Z elitami czy z narodem?
Zygmunt August kojarzył się szlachcie raczej z eleganckim włoskim ubraniem i dystansem do swoich poddanych. Sympatyzował więcej z magnaterią niż zwykłym rycerstwem i demokracją szlachecką. To dlatego cała izba poselska wpadła w osłupienie gdy późną jesienią 1562 roku monarcha pojawił się na obradach w Piotrkowie Trybunalskim w tradycyjnym polskim stroju. To było coś więcej niż zmiana szaty, czy ukłon w stronę rodzimej mody – wytrawny dyplomata i polityk, ostatni z Jagiellonów, przywdzianiem kontusza zademonstrował zmianę swojej polityki i przychylność do programu ruchu egzekucyjnego, skupiającego masy szlacheckie. W ten sposób lata 60-te XVI wieku zaowocowały doniosłym projektem „Rzeczpospolitej”, zwieńczonym zawarciem 1 lipca 1569 roku unii w Lublinie. Tak jak król zbratał się ze szlachtą, tak odwrócił się od części państwowego establishmentu, któremu groziła utrata części dóbr ziemskich, zawłaszczonych dzięki lukom prawnym i niewydolności państwa. W dodatku arystokracja Wielkiego Księstwa Litewskiego, będąca w swoich włościach nieomalże udzielnymi władcami, zwyczajnie sprzeciwiła się unii na Sejmie w Lublinie. I wtedy król w pełni skorzystał ze swojej monarszej władzy.
Dyscyplinowanie elit
5 marca król oderwał od Wielkiego Księstwa Litewskiego Podlasie i włączył je do Korony Polskiej. Litwini szczerze się zdziwili, ale pozostawali hardzi. 26 maja Zygmunt August przekazał Polsce województwo wołyńskie, a gdy magnaci z Litwy nadal odmawiali uczestnictwa w obradach 6 czerwca uszczuplił Wielkie Księstwo o województwo kijowskie i bracławskie. Litwa w ciągu trzech miesięcy skurczyła się o połowę a król gotowy był okroić ją jeszcze bardziej. Magnaci z Wielkiego Księstwa spokornieli.

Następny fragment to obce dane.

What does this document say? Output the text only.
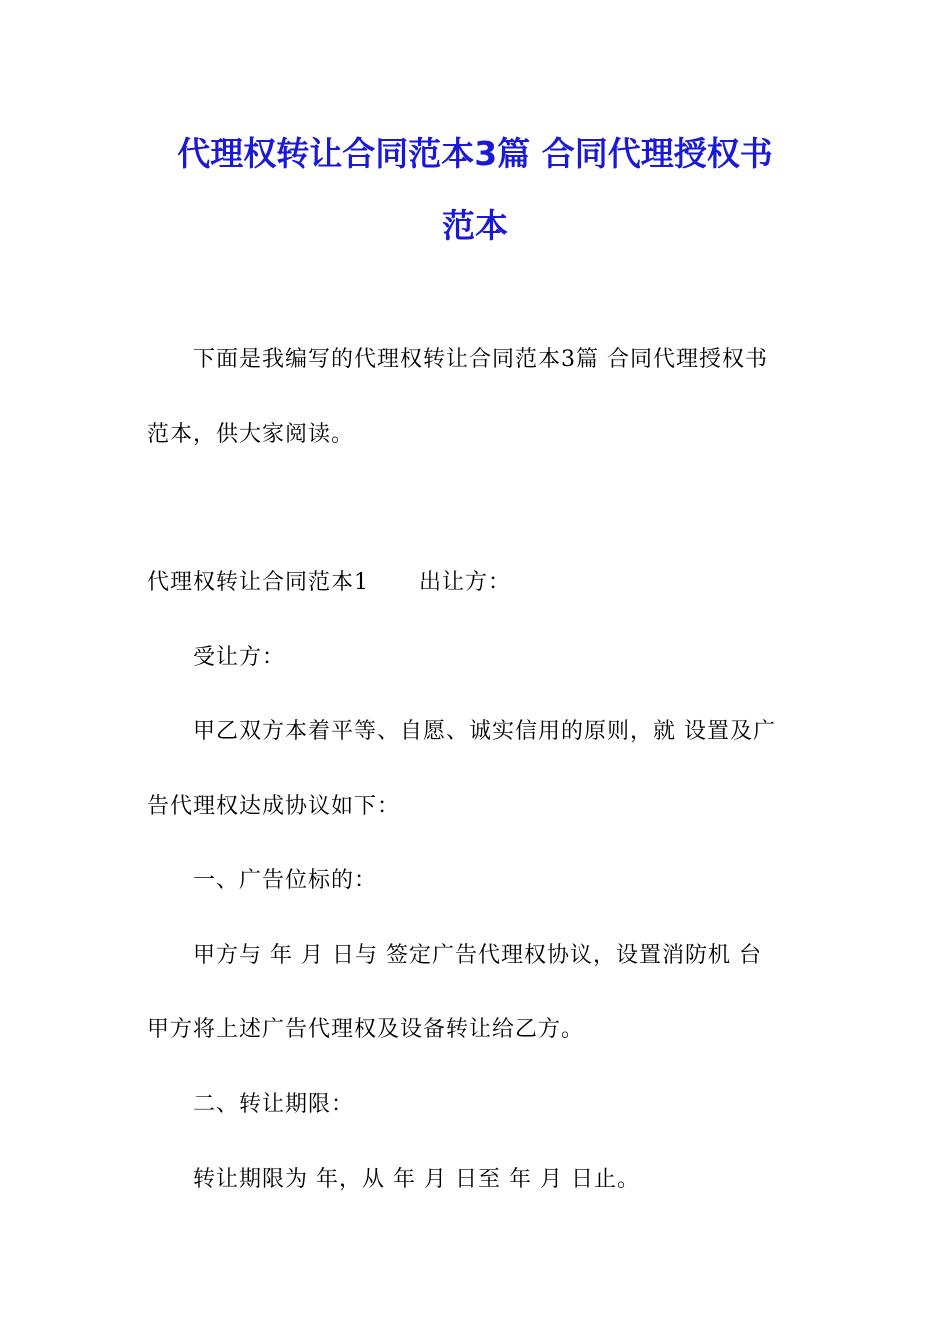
代理权转让合同范本3篇 合同代理授权书
范本
下面是我编写的代理权转让合同范本3篇 合同代理授权书
范本，供大家阅读。
代理权转让合同范本1 出让方：
受让方：
甲乙双方本着平等、自愿、诚实信用的原则，就 设置及广
告代理权达成协议如下：
一、广告位标的：
甲方与 年 月 日与 签定广告代理权协议，设置消防机 台
甲方将上述广告代理权及设备转让给乙方。
二、转让期限：
转让期限为 年，从 年 月 日至 年 月 日止。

Zatem prosili Panowie Litewscy aby im było podano in scriptis [na piśmie], jakaby unia miały być
- czytamy w diariuszu tamtejszego sejmu.
Rozszerzenie demokracji szlacheckiej na Litwę oznaczałoby uszczuplenie magnackich przywilejów, toteż ich przedstawiciel wołał przed monarchą:
Nie wiem co za auctoritas [władza] zostanie przy naszych urzędach.
Wreszcie opozycja podczas obrad padła na kolana i zaczęła wymieniać swoje zasługi, by zyskać przychylność Zygmunta Augusta. Król i szlachta pozwolili doprecyzować zapisy na korzyść litewskich oligarchów, ale od pomysłu unii nie odstąpili. 1 lipca podpisano nowy akt tworzący Rzeczpospolitą, który na 200 lat połączył obszar Międzymorza. Ale z Sejmu Lubelskiego popłynęła jeszcze jedna nauka – droga do wielkości nigdy nie prowadzi przez jednomyślność. Aby dokonać wielkich zmian należało ograniczyć wpływy obstrukcjonistów. Późniejsze dzieje potwierdziły skuteczność tego mechanizmu: W 1683 roku król Jan III Sobieski poszedł na odsiecz wiedeńską, ale wcześniej złamał profrancuską opozycję – poeta Jan Andrzej Morsztyn musiał nawet uciekać z kraju. W 1791 roku Sejm Wielki uchwalił Konstytucję 3 Maja – nie zapraszając jednak przeciwników reform, którzy potem związali się aktem Konfederacji Targowickiej. W 1926 roku Józef Piłsudski zaprowadził stabilne rządy – ale także z użyciem metod dalekich od narodowej jedności. Myśląc o zgodzie narodowej nie popadajmy w mity - nigdy nie oznaczała ona pełnego zjednoczenia. To ostatnie istniało tylko w nazwie: Polskiej Zjednoczonej Partii Robotniczej…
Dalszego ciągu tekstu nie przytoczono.